作者:和迢 · 类别:言情小说 · 大小:460 KB · 上传时间:2020-11-01

第40章 医院情侣

  卫诚走回去, 卫惟面无表情问他,“你去干了什么?”

  “你是不是和应仰说了?”卫惟一下抓狂,“你告诉他干什么?!你是不是还告诉他我想吃点心?不吃就不吃, 你告诉他干什么!”

  卫诚护着她的输液管和打针的手,“你一直和人聊天,我怎么知道你没和他说。”

  卫惟恨不得把针拔下来和他打一架, “我在和顾苓聊天!我生病这种事为什么要告诉他?!病又不是不会好?你还让他去买点心?隔这么远他怎么去?!”

  “!......”卫诚的太阳穴突突跳了几下, “那我怎么去?”

  卫惟欲哭无泪,“我就和你说说,你又不会真去。吃不到就不吃啊, 你让他怎么做?”

  卫诚头大,“行了,我错了。”

  卫诚给她又调调输液管,“多大的事,我说了他又不一定去。”

  “谁知道你和别人谈恋爱不一样。”

  卫诚实在想不明白卫惟的脑子怎么长的,生病难道不告诉人?那他和程羡原来那几个女朋友, 磕着碰着就哭哭唧唧, 打电话发照片百般暗示,女的不都这样?

  卫惟一点就通,知道他这想法到底是从何而来。想都不想把暖手宝当成炸弹塞给他, 恨铁不成钢道,“你真是气死我了!”又深呼吸平复心情给他解释,“不是所有女的都是一个样的!”

  卫惟咬着牙给他普及知识,“你要相信, 有人是不经折的小花小草,有人是能受住雨打风吹的团花高树。有人随时需要庇佑,有人无需过多照拂。”

  卫惟再次深呼吸,“我和他在一起不是想让他为我做什么买什么,我们就是两个人在一起,我会和他一起笑,他不开心我哄他,我不开心他哄哄我我就好。打针吃药这些都是小事,这些自己不控制不期待的事不属于我要和他分享的范围。”

  卫诚一时没能完全消化。

  总算找到了教训卫诚的当口,卫惟丝毫不顾及他的血槽快空,好把他干的那些破事都说一遍。

  卫惟直接出了绝招,“我记得上次上着课有个跑到我班里追问你在哪的。还有个因为你一天没理她跑到我面前哭的。”

  “......”

  卫惟觉得冷,又把塞给他的暖手宝夺回来,“果然是人影响人,麻烦下次你找个坚强点的女朋友。”

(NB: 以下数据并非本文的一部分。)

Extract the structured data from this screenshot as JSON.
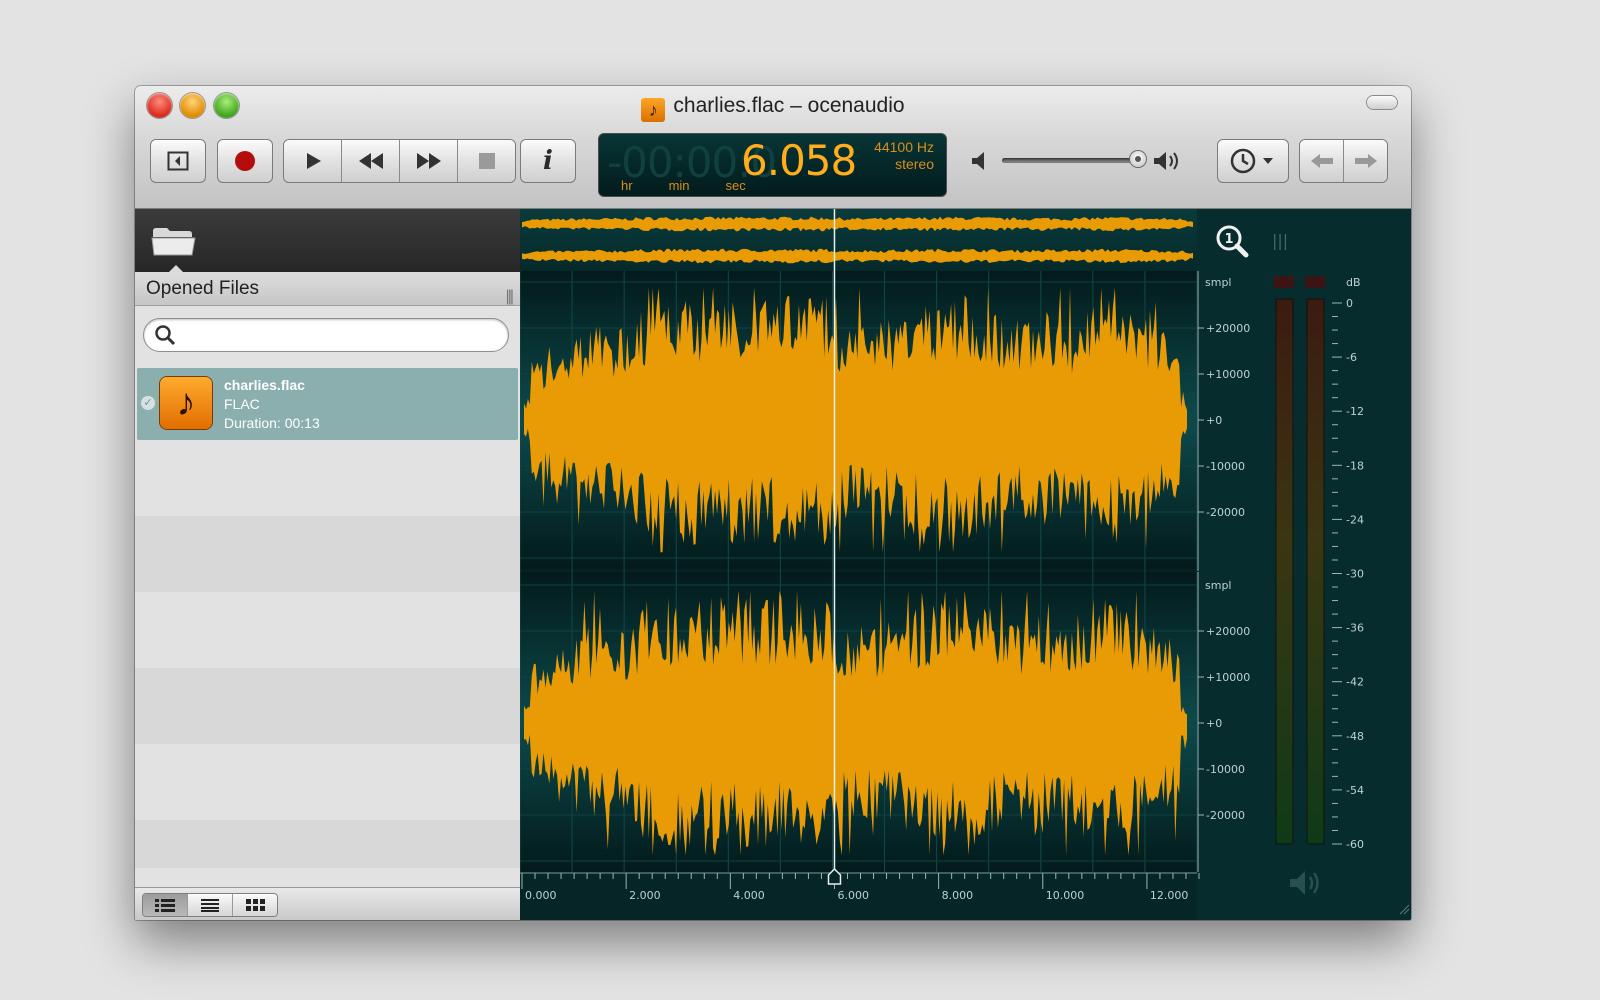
{
  "window": {
    "title": "charlies.flac – ocenaudio"
  },
  "transport": {
    "time_dim": "-00:00:0",
    "time_value": "6.058",
    "sample_rate": "44100 Hz",
    "channels": "stereo",
    "unit_hr": "hr",
    "unit_min": "min",
    "unit_sec": "sec",
    "volume_level": 0.92
  },
  "sidebar": {
    "header": "Opened Files",
    "search_placeholder": "",
    "files": [
      {
        "name": "charlies.flac",
        "format": "FLAC",
        "duration": "Duration: 00:13"
      }
    ]
  },
  "waveform": {
    "channel_unit": "smpl",
    "amplitude_labels": [
      "+20000",
      "+10000",
      "+0",
      "-10000",
      "-20000"
    ],
    "time_labels": [
      "0.000",
      "2.000",
      "4.000",
      "6.000",
      "8.000",
      "10.000",
      "12.000"
    ],
    "cursor_time": 6.058,
    "duration_seconds": 13,
    "waveform_color": "#e99b06",
    "background_color": "#052a2c"
  },
  "meter": {
    "unit": "dB",
    "labels": [
      "0",
      "-6",
      "-12",
      "-18",
      "-24",
      "-30",
      "-36",
      "-42",
      "-48",
      "-54",
      "-60"
    ]
  },
  "icons": {
    "zoom": "zoom-1-icon",
    "speaker": "speaker-icon",
    "folder": "folder-icon"
  }
}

  “我就问问哪些人里到底有没有你正儿八经的女朋友?有的话你下次和她们说一声,别总是跑到我面前来哭。”

  最后一个哭字真就带了哭腔,话还不算完。

  “哭声没一个一样的,都赶上交响曲了!”。

  卫惟噼里啪啦半真半假,卫诚根本没注意听她后面说了什么,因为卫惟自己憋不住了,她快哭了。

  卫惟八百年不哭一次,卫诚也最见不得她哭,赶紧连声制止,“你给我憋回去,不是,你哭什么?”

  卫惟擦擦眼,嚅嗫道,“你告诉他这些干什么。我们才在一起几天....”

  卫诚仰头看天花板叹气,生病的女人太难缠,刚才还滔滔不绝训他,现在自己快哭得稀里哗啦。

  卫诚从她自带的纸巾盒里抽了张纸巾给她,“什么大不了的事,你哭个屁啊。”

  卫惟也不知道她到底哭什么,眼泪就是要往上涌。

  生病影响心情多愁善感,又担心卫诚自作主张给他出的难题难住他。怕他为难,又怕得不到倾向的结果。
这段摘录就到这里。